Lin Mo et Jiang Yunlu en descendirent.
La Bentley de la famille Jiang était garée juste devant les grilles du lycée.
Lin Mo se tourna vers elle. « N'y pense pas trop. Laisse les choses suivre leur cours. Et ne sois pas trop dure avec ton père — il a juste peur qu'un sanglier vienne piétiner son précieux chou. »
Sur un signe de la main, il s'éloigna d'un pas vif vers son appartement, ne laissant à Jiang Yunlu aucune chance de le frapper.
Elle suivit sa silhouette qui s'éloignait, puis songea à la complicité silencieuse de son père face aux mensonges de Xia Yusheng tout à l'heure.
Sa poitrine restait serrée.
Mais elle monta dans la voiture quand même.
« Oncle Zhao, rentrons à la maison. »
« Bien sûr, Mademoiselle. »
De retour à la résidence des Jiang, Jiang Chengshan cuisinait pendant que Jiang Chengyue grignotait et critiquait.
« Frangin, t'es vraiment un idiot. T'as déjà entendu parler de stratégie ? »
« Et c'est quoi, ta grande stratégie ? Tu savais pour ce gamin bien avant moi — qu'est-ce que t'as fait, exactement ? »
Jiang Chengshan lança un regard noir à sa sœur.
Jiang Chengyue ricana, totalement imperméable.
« C'est là que tu ne piges rien. La résistance est inutile. Je parie ce que tu veux que Yunlu t'ignore dès qu'elle franchit la porte — et qu'il te faudra encore moi pour arranger les choses. »
L'expression de Jiang Chengshan s'assombrit.
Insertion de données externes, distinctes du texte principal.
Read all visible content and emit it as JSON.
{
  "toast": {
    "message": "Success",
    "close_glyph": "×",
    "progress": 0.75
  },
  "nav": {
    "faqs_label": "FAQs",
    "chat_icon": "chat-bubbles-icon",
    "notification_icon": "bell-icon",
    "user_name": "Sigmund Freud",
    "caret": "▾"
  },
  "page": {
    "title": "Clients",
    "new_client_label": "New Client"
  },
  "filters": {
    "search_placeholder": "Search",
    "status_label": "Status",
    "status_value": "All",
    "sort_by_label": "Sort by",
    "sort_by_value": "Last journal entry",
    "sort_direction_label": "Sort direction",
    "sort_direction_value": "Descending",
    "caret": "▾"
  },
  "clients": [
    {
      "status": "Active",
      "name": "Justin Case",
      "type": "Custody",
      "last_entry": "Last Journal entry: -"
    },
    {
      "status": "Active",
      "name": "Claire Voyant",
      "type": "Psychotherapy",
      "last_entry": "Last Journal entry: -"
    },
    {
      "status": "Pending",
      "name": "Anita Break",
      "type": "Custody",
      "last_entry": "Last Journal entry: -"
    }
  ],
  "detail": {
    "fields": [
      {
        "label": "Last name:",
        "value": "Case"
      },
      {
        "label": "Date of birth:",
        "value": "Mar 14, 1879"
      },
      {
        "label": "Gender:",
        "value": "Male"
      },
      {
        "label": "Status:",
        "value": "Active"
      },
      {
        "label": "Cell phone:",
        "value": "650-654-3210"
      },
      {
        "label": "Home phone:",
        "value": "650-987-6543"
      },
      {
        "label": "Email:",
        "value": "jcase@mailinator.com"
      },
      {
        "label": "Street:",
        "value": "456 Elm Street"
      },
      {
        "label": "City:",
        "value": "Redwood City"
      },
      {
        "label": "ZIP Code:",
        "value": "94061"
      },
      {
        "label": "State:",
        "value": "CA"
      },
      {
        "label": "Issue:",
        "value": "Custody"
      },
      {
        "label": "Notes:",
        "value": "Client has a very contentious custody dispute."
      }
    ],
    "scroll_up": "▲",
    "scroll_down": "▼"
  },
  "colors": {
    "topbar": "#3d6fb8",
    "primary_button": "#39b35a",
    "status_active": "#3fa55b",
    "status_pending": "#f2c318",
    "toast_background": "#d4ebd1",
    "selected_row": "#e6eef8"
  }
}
Il savait qu'elle avait raison.
À l'époque où il avait raté la réunion parents-professeurs de Jiang Yunlu à cause du travail, elle s'était enfermée dans sa chambre, refusant d'en sortir jusqu'à ce que Jiang Chengyue la convainque de venir dîner.
Pile à l'heure, la porte d'entrée s'ouvrit.
Jiang Chengshan s'illumina instantanément. « Ma chérie, t'es rentrée ? Va te laver — le dîner est prêt. »
Jiang Yunlu passa devant lui sans un mot, direction sa chambre.
La porte se referma fermement derrière elle.
Jiang Chengyue jeta un coup d'œil à Jiang Chengshan et leva un sourcil.
« Regarde un peu. »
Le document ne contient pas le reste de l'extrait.